Once I started to explore other career paths to find the best fit for me, I ended up visiting the Careers Service each year I've been at university!
During my First Year, I had the most time available to research careers – and it can easily become another 9-5 job! What surprised me the most was that my degree modules and extracurricular activities heavily influenced my career aspirations. For example, translation quickly became a favourite part of my Modern Languages degree. As a result, I took up several translation jobs and realised that the nature of the work complemented my personality type and lifestyle preferences.

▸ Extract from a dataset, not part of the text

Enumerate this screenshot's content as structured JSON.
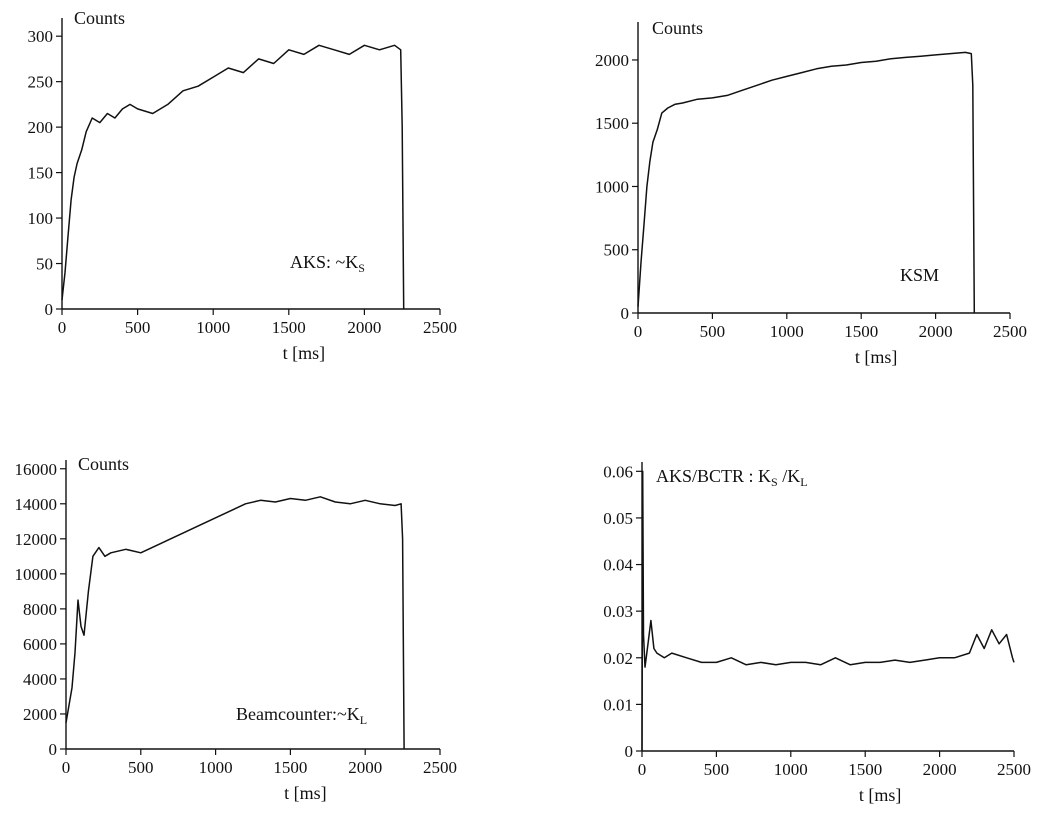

In a similar way, my voluntary work as an Events Planner for the University of Bath Latin and Ballroom Club was so enjoyable that it made me consider events planning as a future direction.
One of the most exciting aspects of my degree was the integrated Year Abroad – the perfect opportunity to see first-hand how I would feel about careers while on placement abroad. During my Second Year, I secured a placement as a Wedding Planner in Cannes. However, just six weeks before my flight was scheduled to the south of France, the placement, unfortunately, fell through. The University provided various types of support – my first port of call was the Year Abroad team, where staff in the Department of Politics, Languages & International Studies (especially my Placement Officer!) helped me with the next steps.
Following my Placement Officer’s advice to use this opportunity to consider placements in other industries – not just events planning, but also industries like translation – I also found the Careers Service's online resources and 1:1 appointments useful to reconsider my future career plans in general. Since the change of plans came unexpectedly, the Placement Team also pointed out that MyFuture advertised placements and vacancies with University of Bath students and alumni in mind! The result? Thanks to support from different sources, particularly the faculty’s Placement Team and Careers Service, I was able to land interviews and even job offers at short notice.
No sooner had I moved into my accommodation for Bath (for the last time!) ahead of my final year of studies, I knew the Careers Service would help me finalise my post-graduation decisions. Graduate schemes often open as early as autumn, so accessing online services over summer and early autumn helped me narrow down which graduate schemes – if any – would be worth pursuing. There are no two ways about it… accessing the resources provided by the Careers Service has not only shaped my future career plans but also played a role in securing part-time work, voluntary work and placements.
Personally, I’ve found these services to be beneficial every year – not just in my final year of studies!